Seven prominent national security whistleblowers Monday called for a number of wide-ranging reforms – including passage of the “Surveillance State Repeal Act,” which would repeal the USA Patriot Act – in an effort to restore the Constitutionally guaranteed 4th Amendment right to be free from government spying.
(Photo of (left to right) Kirk Wiebe, Coleen Rowley, Raymond McGovern, Daniel Ellsberg, William Binney, Jesselyn Radack, and Thomas Drake by Kathleen McClellan (@McClellanKM) via Twitter)
Several of the whistleblowers also said that the recent lenient sentence of probation and a fine for General David Petraeus – for his providing of classified information to his mistress Paula Broadwell – underscores the double standard of justice at work in the area of classified information handling.
Speakers said Petraeus’s favorable treatment should become the standard applied to defendants who are actual national security whistleblowers, such as Chelsea Manning, Edward Snowden and Jeffrey Sterling (who has denied guilt but who nevertheless faces sentencing May 11 for an Espionage Act conviction for allegedly providing classified information to New York Times reporter James Risen).

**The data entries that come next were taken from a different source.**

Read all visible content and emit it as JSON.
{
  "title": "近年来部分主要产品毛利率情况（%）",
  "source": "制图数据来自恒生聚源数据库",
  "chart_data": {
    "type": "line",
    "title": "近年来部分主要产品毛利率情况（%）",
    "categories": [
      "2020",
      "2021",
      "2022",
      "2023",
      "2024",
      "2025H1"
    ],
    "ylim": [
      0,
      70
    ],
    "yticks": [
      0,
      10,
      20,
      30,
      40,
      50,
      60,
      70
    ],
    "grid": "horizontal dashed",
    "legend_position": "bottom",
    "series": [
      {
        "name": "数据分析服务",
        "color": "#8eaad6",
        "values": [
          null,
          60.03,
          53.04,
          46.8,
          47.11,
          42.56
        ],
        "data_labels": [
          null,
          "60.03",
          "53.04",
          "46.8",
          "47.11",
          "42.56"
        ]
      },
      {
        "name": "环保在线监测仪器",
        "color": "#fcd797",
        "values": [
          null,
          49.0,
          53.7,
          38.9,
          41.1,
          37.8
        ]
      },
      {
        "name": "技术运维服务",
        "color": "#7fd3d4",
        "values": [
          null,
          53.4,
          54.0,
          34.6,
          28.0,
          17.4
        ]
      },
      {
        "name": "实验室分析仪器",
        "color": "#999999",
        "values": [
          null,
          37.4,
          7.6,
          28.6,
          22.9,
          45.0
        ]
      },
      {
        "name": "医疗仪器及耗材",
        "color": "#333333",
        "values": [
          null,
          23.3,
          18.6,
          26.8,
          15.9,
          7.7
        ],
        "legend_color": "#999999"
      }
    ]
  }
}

In a news conference sponsored by the ExposeFacts project of the Institute for Public Accuracy at the National Press Club in Washington, D.C., speakers included William Binney, former high-level National Security Agency (NSA) official; Thomas Drake, former NSA senior executive; Daniel Ellsberg, former U.S. military analyst and the Pentagon Papers whistleblower; Ray McGovern, formerly CIA analyst who chaired the National Intelligence Estimates in the 1980s; Jesselyn Radack, former Justice Department trial attorney and ethics adviser, and now director of National Security and Human Rights at the Government Accountability Project; Coleen Rowley, attorney and former FBI special agent; J. Kirk Wiebe, 32-year former employee at the NSA.